Ryanair faces legal action as passenger numbers affected by debacle climb

Posted: 28 September 2017 | | No comments yet

As the low-budget airline’s crisis worsens, a threat of court action emerges with a British regulatory body saying Ryanair has failed to inform passengers.


BAD TO WORSE: 800,000 flyers have been affected by the cancellations.

Irish low-cost airline Ryanair may face a legal challenge to add to its woes after a British regulator launched enforcement action.

The Civil Aviation Authority (CAA) made the move against Ryanair for ‘persistently misleading passengers with inaccurate information regarding their rights in respect of its recent cancellations’. It announced its intentions yesterday.

The action is in response to the highly-publicised crisis involving pilots’ holidays and the ensuing raft of cancellations earlier this month. It comes on the same day the budget airline issued a notice saying it would be cancelling a further 18,000 flights, bringing the total number of passengers affected to 800,000.

When the first barrage of cancellations was issued on September 15, the CAA wrote to Ryanair to explain the airline’s legal obligations and sought reassurances around how and when they would reroute passengers onto alternative flights.

It was told to make a public statement, ensuring customers were not misled and had accurate comprehensive information about their flights and entitlements. 

After yesterday’s announcement, the CAA declared the airline failed to provide customers with this information and intends to take it to court accordingly.

Commenting on the enforcement action, the Civil Aviation Authority’s Chief Executive, Andrew Haines, said: “There are clear laws in place, which are intended to assist passengers in the event of a cancellation, helping minimise both the frustration and inconvenience caused by circumstances completely out of their control.

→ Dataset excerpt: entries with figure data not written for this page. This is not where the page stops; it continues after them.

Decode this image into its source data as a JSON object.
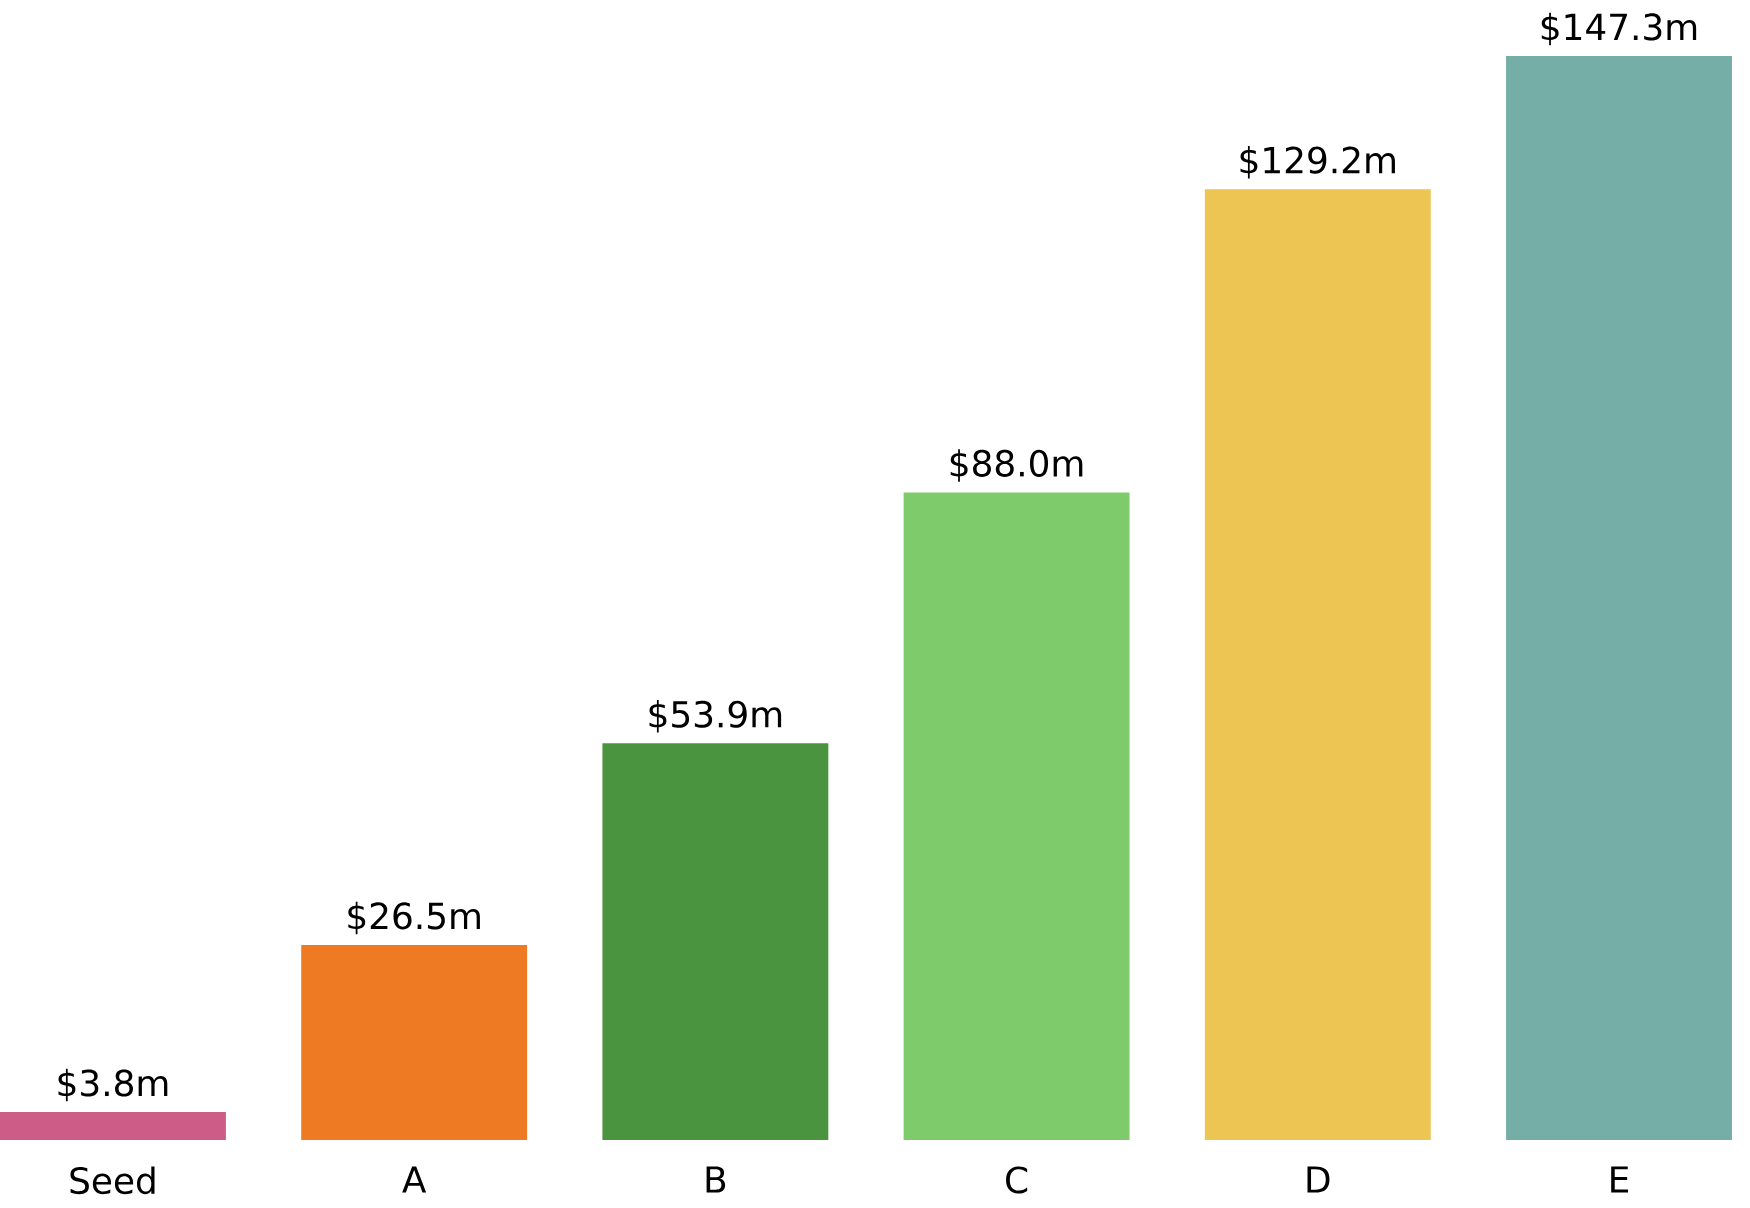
{
  "chart_data": {
    "type": "bar",
    "categories": [
      "Seed",
      "A",
      "B",
      "C",
      "D",
      "E"
    ],
    "values": [
      3.8,
      26.5,
      53.9,
      88.0,
      129.2,
      147.3
    ],
    "colors": [
      "#cd5c87",
      "#ee7b24",
      "#4a943f",
      "#7dcb6a",
      "#ecc552",
      "#75aea7"
    ],
    "value_labels": [
      "$3.8m",
      "$26.5m",
      "$53.9m",
      "$88.0m",
      "$129.2m",
      "$147.3m"
    ]
  }
}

We have made this crystal clear to Ryanair, who are well aware of their legal obligations, which includes how and when they should reroute passengers, along with the level of information it provides its passengers.  The information Ryanair published today again fails to makes this clear.

In expediting our enforcement action we are seeking to ensure that Ryanair’s customers will receive the correct and necessary information, to make an informed choice about an alternative flight.”

You can read the CAA’s letter here.

In an announcement on its website, the airline’s boss Michael O’Leary said yesterday: “We sincerely apologise to those customers who have been affected by last week’s flight cancellations, or these sensible schedule changes announced today. While over 99 per cent of our 129m customers will not have been affected by any cancellations or disruptions, we deeply regret any doubt we caused existing customers last week about Ryanair’s reliability, or the risk of further cancellations.

“From today, there will be no more rostering related flight cancellations this winter or in summer 2018. Slower growth this winter, will create lots of spare aircraft and crews which will allow us to manage the exceptional volumes of annual leave we committed to delivering in the 9 months to Dec 2017. We will start a new 12 month leave period on the 1st of Jan 2018 in full compliance with EU regulations and the IAA’s requirements.

“All of the passengers who have been affected by these disruptions have now been offered re-accommodation or full refunds and their applicable EU261 entitlements. In addition today, they are receiving a travel voucher (€40 one way/€80 return) which they may use to book any Ryanair flight of their choice during October for travel between October and March 2018. We look forward to welcoming them all on board.”